January 9, 2018 / 2:39 PM / a year ago

Breakingviews - German workers may frustrate ECB’s inflation hopes

A worker wears a "we are on strike" vest during a protest of John Deere Europe employees and members of German industrial metal workers union IG Metall (IGM) at the John Deere factory in Mannheim, Germany, January 9, 2018. REUTERS/Ralph Orlowski

LONDON (Reuters Breakingviews) - Germany’s biggest trade union and European Central Bank President Mario Draghi share a common cause. The former wants a big pay rise for industrial workers in Europe’s largest economy. The latter wants euro zone wage growth to pick up so that he can stop worrying about inflation being too low. Teutonic workers have a strong hand but may still disappoint Draghi.

IG Metall is asking for a 6 percent pay rise that will affect nearly 4 million German industrial workers, some of whom went on strike on Monday and Tuesday. The union typically secures about half of what it asks for, according to JPMorgan analysis, but might have expected to do better this year, given a booming economy. The national unemployment rate is 3.6 percent, the lowest on record. More than a fifth of manufacturing firms say output is being hampered by labour shortages, according to the Bundesbank’s December monthly report.

But higher pay is not the only thing IG Metall wants. The union is demanding more working time flexibility and wants employees to be able to cut their hours by a fifth, to 28, for two years while retaining a right to return to full-time work. It also wants shift workers or those caring for older people or children to receive some compensation if they choose reduced hours. Employers have so far rejected these demands. They may only countenance any flexibility if the union cedes more ground on wages.
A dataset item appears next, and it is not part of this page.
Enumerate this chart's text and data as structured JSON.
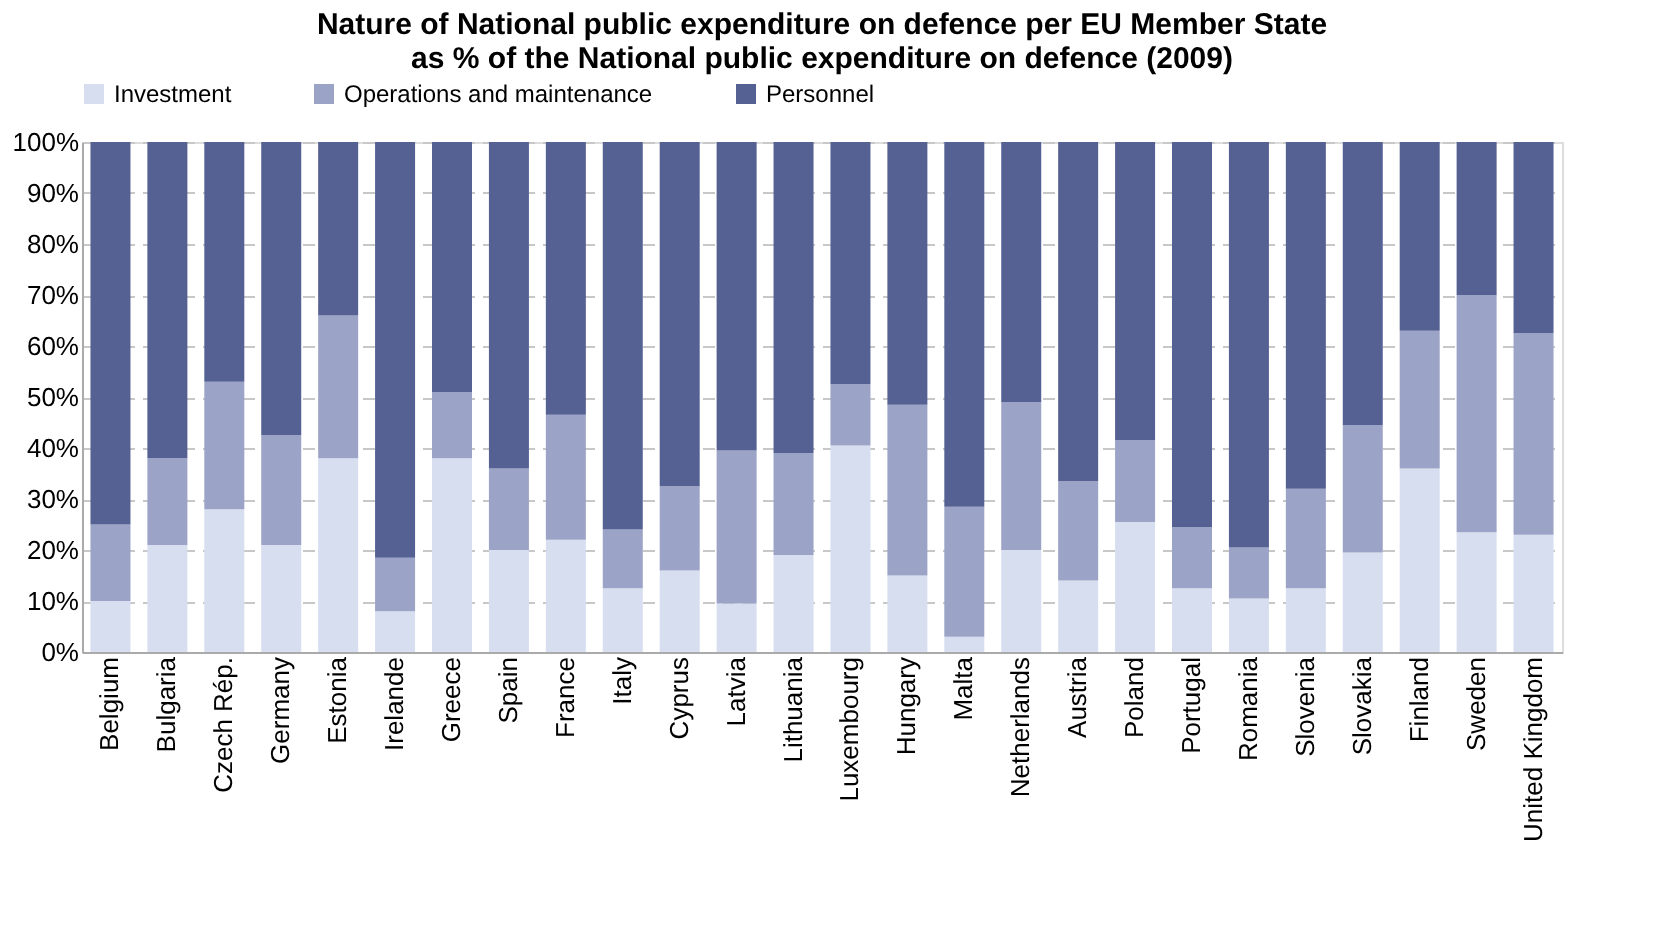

That’s unhelpful for the ECB, which has been buying bonds and slashed its deposit rate below zero to get inflation back to its near-2 percent goal, from 1.4 percent in December.

German workers may not be much more helpful in future. They already work the least number of hours a year of any in Organisation for Economic Co-operation and Development countries, and 12 percent fewer hours than they did in 1991, the year after reunification. Further reductions in working time, a shortage of skilled labour and even modest rises in wages may force German industrial companies to move more jobs overseas. That would erode workers’ bargaining power – and their ability to help the ECB to generate inflation.